GULFPORT, Miss. (AP) - U.S. District Judge Sul Ozerden sentenced former Harrison County Supervisor Kim Savant to five years in prison Thursday over bribes Savant took while a member of the Harrison County Utility Authority.

Ozerden handed down the maximum possible sentence, and also ordered Savant to pay a $20,000 fine and serve two years of supervised release after he gets out of prison. However, Ozerden found no restitution was due, despite a government request that Savant forfeit gains of $36,000 over two years, said Sheila Wilbanks, a spokeswoman for U.S. Attorney Gregory Davis.

“This is a very serious offense involving a serious breach of public trust by a public official,” the Sun Herald (https://bit.ly/1QNMFn3) reported Ozerden as saying before sentencing Savant.

“This type of offense threatens the fabric of democracy,” the judge said, adding he wanted to deter others in addition to punishing Savant. “For the court to not treat it seriously would compound the damage.”

The 66-year-old Savant pleaded guilty in December to taking bribes of $1,500 a month from Pass Christian contractor Sean Anthony in exchange for voting to approve utility contracts with Anthony’s company. Anthony has also pleaded guilty to bribing Savant and the authority’s former executive director, Kamran Pahlavan. Anthony is scheduled to be sentenced Nov. 2. Prosecutors dismissed charges against Pahlavan after his attorney said he was an FBI informant and immune from prosecution under his agreement with the government.

Anthony’s business had a $3.5 million operation contract with the authority that was canceled in January 2013 after the Sun Herald reported Anthony helped Pahlavan acquire a car.
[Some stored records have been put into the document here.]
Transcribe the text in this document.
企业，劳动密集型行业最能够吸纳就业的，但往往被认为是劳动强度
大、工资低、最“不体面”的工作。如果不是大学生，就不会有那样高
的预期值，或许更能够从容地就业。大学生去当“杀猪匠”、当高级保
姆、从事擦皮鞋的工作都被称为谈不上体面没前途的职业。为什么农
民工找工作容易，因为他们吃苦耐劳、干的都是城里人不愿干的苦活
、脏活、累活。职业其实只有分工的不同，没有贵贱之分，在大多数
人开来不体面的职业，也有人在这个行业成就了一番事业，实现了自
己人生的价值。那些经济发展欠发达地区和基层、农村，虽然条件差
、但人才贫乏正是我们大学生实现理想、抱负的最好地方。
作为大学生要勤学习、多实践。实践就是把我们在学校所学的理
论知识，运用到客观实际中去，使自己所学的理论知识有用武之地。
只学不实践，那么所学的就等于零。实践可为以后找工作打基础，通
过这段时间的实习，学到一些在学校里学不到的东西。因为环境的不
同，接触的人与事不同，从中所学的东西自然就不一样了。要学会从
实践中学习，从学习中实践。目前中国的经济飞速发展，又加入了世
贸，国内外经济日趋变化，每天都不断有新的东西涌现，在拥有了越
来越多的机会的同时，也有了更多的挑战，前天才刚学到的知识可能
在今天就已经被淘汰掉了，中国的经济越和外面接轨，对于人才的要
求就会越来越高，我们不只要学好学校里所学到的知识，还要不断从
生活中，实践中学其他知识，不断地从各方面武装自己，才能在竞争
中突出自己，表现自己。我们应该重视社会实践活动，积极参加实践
Savant said he regretted his actions before sentencing.

“I’ve not had the chance to publicly apologize to the citizens of Harrison County and my friends for the very bad decisions I made,” he said.

Savant’s wife, Judy, and daughter wept in the front row as Ozerden pronounced the sentence.

John Rester, a member of the state port authority board, was among 15 of Savant’s friends at the hearing. Rester said he and Savant are in a prayer group together.

“My role here is to support him as a Christian brother,” Rester said, “and that’s about all we can do.”

Jim Walker, whose family’s Woolmarket property was improperly taken by the Utility Authority for a project, was also present.

“It was a good day for the good guys,” Walker said, “and a bad day for Kim Savant.”